Welcome to my GitHub repository! This is a collection of projects that I've worked on, both in class and personally, across various areas of programming, data science, and technology consulting. Each project showcases different skills and concepts I've learned and applied.
- Description: This project investigates how U.S. unemployment rate announcements impact the stock prices of three major ETFs: SPY, QQQ, and IWM. By analyzing daily trading data, the project aims to identify patterns in ETF performance around the time of these announcements and provide insights for investors on how to anticipate market movements.
- Key Concepts: Event study methodology, abnormal returns, economic indicators, market volatility, ETF performance, unemployment rate impact on financial markets.
- Technologies: Python, Pandas, Yahoo Finance API, Data Visualization (Infogram).

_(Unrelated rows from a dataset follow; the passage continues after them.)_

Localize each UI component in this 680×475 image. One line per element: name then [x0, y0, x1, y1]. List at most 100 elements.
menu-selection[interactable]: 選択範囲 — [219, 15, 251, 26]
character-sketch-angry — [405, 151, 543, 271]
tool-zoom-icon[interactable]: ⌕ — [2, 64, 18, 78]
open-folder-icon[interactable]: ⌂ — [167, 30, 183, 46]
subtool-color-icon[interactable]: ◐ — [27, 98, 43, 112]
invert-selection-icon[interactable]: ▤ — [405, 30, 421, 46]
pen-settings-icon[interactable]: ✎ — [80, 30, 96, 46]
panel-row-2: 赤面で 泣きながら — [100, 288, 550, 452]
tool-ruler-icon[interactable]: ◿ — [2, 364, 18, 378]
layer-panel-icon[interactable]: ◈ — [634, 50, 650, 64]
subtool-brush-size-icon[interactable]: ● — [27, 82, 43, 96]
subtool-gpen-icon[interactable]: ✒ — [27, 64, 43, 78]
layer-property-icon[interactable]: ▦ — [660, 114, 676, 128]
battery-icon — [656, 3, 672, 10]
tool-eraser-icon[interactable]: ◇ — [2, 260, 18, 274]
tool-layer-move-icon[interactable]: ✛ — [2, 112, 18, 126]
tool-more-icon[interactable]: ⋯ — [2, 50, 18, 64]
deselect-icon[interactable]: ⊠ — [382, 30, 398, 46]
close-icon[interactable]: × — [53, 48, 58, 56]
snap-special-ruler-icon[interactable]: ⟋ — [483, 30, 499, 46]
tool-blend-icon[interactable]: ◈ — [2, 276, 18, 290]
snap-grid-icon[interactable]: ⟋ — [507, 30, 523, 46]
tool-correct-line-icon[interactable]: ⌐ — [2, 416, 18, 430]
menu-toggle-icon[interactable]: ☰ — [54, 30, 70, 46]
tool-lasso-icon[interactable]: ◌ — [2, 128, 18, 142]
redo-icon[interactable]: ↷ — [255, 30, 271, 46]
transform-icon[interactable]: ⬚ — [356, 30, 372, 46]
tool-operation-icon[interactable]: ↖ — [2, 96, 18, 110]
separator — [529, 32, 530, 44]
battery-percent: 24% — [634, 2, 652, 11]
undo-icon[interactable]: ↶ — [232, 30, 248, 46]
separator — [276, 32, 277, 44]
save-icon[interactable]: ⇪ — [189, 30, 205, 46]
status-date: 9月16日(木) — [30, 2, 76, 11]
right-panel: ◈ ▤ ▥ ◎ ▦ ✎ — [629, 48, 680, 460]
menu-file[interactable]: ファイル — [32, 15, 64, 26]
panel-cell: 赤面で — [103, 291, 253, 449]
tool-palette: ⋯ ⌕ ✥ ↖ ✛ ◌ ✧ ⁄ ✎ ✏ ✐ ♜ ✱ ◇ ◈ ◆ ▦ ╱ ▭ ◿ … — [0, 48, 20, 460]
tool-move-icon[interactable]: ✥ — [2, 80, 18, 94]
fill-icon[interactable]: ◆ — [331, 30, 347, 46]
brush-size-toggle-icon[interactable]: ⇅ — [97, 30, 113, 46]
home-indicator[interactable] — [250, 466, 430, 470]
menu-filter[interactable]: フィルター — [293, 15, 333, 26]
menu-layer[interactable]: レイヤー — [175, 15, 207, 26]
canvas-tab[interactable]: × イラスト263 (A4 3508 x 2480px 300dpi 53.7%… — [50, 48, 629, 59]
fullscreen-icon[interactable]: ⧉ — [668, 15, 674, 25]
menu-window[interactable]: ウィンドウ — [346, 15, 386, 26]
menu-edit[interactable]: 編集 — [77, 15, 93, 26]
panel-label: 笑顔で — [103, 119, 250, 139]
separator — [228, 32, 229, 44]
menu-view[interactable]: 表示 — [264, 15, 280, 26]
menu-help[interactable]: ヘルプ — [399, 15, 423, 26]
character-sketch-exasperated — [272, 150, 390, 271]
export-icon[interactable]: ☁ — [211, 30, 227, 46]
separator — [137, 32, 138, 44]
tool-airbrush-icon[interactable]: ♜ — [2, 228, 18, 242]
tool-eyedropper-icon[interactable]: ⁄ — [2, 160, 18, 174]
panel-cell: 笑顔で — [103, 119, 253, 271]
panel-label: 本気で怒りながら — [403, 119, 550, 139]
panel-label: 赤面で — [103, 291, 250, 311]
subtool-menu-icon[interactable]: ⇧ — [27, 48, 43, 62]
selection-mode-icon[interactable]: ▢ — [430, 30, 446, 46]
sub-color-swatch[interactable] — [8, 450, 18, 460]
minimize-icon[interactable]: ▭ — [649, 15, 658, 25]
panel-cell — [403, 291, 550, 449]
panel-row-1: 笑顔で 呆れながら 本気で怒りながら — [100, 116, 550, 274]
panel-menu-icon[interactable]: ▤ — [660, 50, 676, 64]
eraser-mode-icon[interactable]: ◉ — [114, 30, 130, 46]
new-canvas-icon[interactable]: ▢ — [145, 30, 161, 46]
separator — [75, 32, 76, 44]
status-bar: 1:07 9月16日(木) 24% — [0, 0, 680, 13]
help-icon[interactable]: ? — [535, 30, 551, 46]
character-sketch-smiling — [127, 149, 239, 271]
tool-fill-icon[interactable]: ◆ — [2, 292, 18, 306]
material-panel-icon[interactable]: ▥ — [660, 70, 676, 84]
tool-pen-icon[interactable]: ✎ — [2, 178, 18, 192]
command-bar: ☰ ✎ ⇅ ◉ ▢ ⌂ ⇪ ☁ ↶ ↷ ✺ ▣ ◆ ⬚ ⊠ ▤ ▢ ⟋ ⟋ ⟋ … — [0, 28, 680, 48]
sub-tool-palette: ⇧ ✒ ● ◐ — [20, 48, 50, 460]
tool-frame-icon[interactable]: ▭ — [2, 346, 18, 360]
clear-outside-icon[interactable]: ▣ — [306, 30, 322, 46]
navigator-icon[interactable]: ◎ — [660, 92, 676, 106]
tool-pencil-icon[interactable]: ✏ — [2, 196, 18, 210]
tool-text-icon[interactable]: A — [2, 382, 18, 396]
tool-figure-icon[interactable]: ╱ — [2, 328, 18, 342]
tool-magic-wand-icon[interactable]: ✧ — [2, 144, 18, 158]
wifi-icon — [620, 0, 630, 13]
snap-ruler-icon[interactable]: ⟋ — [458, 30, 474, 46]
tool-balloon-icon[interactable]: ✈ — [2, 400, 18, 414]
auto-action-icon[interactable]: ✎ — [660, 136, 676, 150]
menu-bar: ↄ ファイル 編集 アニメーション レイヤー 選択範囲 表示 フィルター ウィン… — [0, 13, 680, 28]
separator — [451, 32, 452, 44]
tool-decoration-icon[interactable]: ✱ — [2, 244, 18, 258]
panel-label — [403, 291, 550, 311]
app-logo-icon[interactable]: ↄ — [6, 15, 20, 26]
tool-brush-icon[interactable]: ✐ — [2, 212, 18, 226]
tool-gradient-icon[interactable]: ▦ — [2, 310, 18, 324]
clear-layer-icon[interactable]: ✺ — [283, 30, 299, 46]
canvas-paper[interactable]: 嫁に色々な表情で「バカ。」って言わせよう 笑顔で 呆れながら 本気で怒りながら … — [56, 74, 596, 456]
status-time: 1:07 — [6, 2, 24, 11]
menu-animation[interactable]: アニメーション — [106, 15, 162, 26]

- Description: In this project, I aimed to predict the popularity of a song by analyzing both audio features and visual data. I focused on songs that have made it to the Billboard Global Top 200 chart as an indicator of popularity. Billboard's ranking system takes into account various factors such as online streaming, physical sales, social media engagement, and radio plays, making it a comprehensive measure of a song’s success.
- Key Concepts: I used data from Spotify to gather audio features (e.g., tempo, danceability) and from YouTube to collect video metrics (e.g., view count, like count). This combination of features reflects the multifaceted nature of what makes a song popular, beyond just its audio qualities.
- Technologies: Python, Spotify API, YouTube API, Billboard data, Data Visualization.
- Description: In this project, I focused on performing sentiment analysis on tweets written in Algerian Arabic, a language with limited NLP resources. Using a dataset from the "AfriSenti-SemEval 2023 Shared Task," I applied various machine learning models like Naive Bayes, SVM, Logistic Regression, Random Forest, LSTM, and a custom 2-step classification method to classify the sentiment of tweets as positive, neutral, or negative. The 2-step classification model achieved the highest accuracy at 70%.
- Key Concepts: Sentiment analysis, machine learning, natural language processing (NLP), 2-step classification, data augmentation, text preprocessing.
- Technologies: Python, Scikit-learn, TensorFlow, Aravec Embeddings, Hugging Face API.